Eventually the trip through the Freedman gallery takes him into the Mayo Clinic (literally), where his account of observations, conversations, and commentary reaches a kind of reality crescendo.  He writes:

This notion that alternative medicine is a legitimate response to mainstream medicine’s real shortcomings is one I heard, in variations, from everyone I spoke with at the Mayo Clinic.

That includes the assessment of the dean of Mayo’s medical school, Keith Lindor.

And your local Mindfulness, Yoga, and Meditation therapist?

Freedman here is interested primarily in the attitudes within the conventional medical establishment, so he does not address the growth and maturation of the specific complementary and alternative medicine (CAM) disciplines, such as acupuncture, Chinese medicine, manipulative and energy therapies.  The work of such practitioners and the educational institutions that have trained them, are also growing closer to the conventional care system: for instance in agreements between local integrative practitioners and nearby hospitals that are now adding wellness and integrative services.

Freedman’s overall assessment presents for general readers a view of a future in which medicine has changed substantially, through widely available integrative practices and attitudes that have been experienced and accepted by literally millions of individual clients over the last generation.  It is a history of health benefit simply no longer avoidable.  As Freedman quotes Mayo’s Lindor:

One of the most common complaints we see from patients is chronic abdominal pain, and we only figure out what’s wrong 10 percent of the time. These people deserve a chance to be helped by someone who takes a different approach.

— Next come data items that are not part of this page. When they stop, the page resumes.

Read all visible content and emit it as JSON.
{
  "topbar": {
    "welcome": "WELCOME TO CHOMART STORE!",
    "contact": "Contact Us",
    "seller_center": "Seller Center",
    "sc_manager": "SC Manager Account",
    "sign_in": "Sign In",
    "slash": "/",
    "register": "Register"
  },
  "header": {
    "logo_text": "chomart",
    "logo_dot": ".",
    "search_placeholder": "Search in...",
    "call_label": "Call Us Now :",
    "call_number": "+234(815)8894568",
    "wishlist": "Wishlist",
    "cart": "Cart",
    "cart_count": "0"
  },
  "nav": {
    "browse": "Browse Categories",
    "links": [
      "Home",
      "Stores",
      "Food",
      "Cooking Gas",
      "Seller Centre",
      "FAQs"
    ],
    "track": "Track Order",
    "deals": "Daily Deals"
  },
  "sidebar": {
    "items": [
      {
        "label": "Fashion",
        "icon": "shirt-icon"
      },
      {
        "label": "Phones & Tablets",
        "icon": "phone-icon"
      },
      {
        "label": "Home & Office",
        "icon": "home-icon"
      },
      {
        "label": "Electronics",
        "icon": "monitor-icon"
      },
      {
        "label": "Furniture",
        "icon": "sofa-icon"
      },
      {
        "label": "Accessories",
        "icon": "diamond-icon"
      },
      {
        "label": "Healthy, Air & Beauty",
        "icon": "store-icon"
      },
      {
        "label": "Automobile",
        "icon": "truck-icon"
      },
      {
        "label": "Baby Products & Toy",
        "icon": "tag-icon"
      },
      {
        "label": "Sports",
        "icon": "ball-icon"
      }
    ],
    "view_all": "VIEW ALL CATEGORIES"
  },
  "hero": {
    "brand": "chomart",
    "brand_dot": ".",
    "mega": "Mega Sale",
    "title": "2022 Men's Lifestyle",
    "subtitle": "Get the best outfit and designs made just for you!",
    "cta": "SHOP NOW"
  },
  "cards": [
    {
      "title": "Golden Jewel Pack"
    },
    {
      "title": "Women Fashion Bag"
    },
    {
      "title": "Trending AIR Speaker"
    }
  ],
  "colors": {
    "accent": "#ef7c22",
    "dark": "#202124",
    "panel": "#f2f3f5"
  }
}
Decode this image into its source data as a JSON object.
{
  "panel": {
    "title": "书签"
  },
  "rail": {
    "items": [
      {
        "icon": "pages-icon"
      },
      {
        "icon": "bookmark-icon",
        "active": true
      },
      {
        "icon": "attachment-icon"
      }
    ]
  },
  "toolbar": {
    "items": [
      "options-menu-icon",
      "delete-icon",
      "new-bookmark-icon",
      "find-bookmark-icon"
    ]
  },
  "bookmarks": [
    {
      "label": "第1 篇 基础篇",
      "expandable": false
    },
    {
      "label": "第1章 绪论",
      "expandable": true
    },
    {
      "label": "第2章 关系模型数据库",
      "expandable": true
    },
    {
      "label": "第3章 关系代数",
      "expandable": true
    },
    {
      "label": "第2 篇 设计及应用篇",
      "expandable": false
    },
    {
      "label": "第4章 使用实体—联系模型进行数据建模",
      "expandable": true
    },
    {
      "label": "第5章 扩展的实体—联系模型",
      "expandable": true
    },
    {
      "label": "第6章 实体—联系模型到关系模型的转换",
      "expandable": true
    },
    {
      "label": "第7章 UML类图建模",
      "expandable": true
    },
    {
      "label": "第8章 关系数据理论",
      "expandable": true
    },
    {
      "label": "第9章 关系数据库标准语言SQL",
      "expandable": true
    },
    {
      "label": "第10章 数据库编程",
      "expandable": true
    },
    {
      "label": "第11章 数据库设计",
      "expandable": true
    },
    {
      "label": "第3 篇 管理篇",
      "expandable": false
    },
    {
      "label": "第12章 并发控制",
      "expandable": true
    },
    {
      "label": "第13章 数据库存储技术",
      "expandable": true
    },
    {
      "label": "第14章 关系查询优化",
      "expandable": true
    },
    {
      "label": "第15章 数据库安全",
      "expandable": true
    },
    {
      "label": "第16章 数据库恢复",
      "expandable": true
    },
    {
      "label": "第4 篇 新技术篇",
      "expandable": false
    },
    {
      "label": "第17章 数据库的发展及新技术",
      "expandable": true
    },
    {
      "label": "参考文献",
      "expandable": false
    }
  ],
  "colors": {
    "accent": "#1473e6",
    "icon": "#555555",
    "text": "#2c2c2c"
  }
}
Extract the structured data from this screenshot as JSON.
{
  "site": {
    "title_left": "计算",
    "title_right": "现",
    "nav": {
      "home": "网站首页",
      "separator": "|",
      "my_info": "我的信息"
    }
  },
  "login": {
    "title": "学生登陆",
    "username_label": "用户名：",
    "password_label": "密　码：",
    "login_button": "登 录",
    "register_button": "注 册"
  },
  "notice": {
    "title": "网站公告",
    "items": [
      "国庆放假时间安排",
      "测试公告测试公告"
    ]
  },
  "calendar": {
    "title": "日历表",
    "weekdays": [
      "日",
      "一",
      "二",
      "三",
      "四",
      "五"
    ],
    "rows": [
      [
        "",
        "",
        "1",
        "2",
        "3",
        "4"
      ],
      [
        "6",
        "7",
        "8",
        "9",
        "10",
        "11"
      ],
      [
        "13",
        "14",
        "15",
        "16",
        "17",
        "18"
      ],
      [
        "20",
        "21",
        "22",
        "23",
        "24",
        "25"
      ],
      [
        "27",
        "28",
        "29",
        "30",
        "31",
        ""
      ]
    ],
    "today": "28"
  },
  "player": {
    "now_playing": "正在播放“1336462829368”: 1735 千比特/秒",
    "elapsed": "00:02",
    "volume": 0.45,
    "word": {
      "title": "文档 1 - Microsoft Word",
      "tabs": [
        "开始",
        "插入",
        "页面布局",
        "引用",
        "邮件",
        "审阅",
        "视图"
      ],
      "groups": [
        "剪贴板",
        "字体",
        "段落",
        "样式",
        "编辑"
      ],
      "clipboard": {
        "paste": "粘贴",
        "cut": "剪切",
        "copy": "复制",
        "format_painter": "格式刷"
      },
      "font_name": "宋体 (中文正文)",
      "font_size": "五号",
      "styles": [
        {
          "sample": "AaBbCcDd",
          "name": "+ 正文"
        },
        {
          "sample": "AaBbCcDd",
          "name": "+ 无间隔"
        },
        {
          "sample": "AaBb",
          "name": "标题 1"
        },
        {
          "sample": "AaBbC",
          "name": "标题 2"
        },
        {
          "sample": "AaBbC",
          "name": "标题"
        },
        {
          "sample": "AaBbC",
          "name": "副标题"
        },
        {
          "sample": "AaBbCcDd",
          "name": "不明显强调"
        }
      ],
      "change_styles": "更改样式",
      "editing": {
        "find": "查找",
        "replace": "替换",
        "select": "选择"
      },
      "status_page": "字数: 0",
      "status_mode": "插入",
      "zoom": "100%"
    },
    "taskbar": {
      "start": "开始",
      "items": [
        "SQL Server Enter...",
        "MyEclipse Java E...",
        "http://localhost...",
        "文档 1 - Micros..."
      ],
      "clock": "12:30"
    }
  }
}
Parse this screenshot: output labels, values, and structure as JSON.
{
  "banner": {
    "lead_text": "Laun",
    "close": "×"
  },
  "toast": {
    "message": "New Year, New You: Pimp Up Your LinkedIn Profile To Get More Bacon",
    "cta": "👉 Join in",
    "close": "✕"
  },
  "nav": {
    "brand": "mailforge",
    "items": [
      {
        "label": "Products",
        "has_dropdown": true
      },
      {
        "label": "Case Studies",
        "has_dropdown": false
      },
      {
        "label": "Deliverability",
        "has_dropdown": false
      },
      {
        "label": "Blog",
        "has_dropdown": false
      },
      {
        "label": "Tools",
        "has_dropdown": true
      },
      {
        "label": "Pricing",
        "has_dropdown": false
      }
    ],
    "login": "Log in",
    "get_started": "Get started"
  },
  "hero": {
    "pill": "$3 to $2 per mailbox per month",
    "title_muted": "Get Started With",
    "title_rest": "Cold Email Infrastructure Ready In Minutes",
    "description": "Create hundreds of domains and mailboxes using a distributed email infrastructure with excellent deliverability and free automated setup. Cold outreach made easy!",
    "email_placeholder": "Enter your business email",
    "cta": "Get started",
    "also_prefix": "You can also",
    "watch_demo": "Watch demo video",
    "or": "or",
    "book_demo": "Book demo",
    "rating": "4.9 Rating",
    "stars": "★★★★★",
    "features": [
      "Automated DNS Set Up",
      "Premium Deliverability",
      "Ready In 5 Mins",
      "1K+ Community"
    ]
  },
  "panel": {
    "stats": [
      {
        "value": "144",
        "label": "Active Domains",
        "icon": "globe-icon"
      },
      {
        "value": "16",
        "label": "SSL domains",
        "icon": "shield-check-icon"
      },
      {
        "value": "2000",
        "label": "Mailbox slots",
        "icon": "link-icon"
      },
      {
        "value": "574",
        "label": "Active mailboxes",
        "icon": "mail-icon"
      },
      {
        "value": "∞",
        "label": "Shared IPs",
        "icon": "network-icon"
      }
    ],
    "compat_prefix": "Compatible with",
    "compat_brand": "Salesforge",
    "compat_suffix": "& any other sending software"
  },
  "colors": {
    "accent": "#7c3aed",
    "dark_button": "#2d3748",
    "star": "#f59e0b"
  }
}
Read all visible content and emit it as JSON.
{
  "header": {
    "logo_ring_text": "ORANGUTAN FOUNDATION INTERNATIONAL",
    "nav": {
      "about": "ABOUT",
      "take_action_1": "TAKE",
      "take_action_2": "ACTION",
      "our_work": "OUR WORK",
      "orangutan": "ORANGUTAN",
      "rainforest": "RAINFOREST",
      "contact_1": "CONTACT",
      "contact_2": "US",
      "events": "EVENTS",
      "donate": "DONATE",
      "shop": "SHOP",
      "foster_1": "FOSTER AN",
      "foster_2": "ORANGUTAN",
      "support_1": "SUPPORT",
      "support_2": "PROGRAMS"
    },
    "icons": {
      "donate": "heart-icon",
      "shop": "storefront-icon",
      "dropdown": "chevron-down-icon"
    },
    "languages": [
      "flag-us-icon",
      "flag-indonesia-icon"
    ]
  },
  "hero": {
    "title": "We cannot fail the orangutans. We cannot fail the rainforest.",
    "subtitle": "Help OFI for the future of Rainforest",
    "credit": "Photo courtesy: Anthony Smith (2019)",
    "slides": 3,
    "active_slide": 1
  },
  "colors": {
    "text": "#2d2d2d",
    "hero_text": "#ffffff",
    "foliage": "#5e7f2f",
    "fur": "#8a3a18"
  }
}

As a practical matter, objections like those published in Forbes and The Economist will continue to appear, in part because — as one integrative medicine leader observed not too long ago — alternative medicine “…is like the environment and global warming. It is a cultural phenomenon: an argument you can’t win.”

Unlike the ozone, however, integrative practice occurs at ground level, and carefully researched articles like Freedman’s illustrate how the benefits of such practices are making their own argument and now have the ear of a sizable portion of the nation’s health community.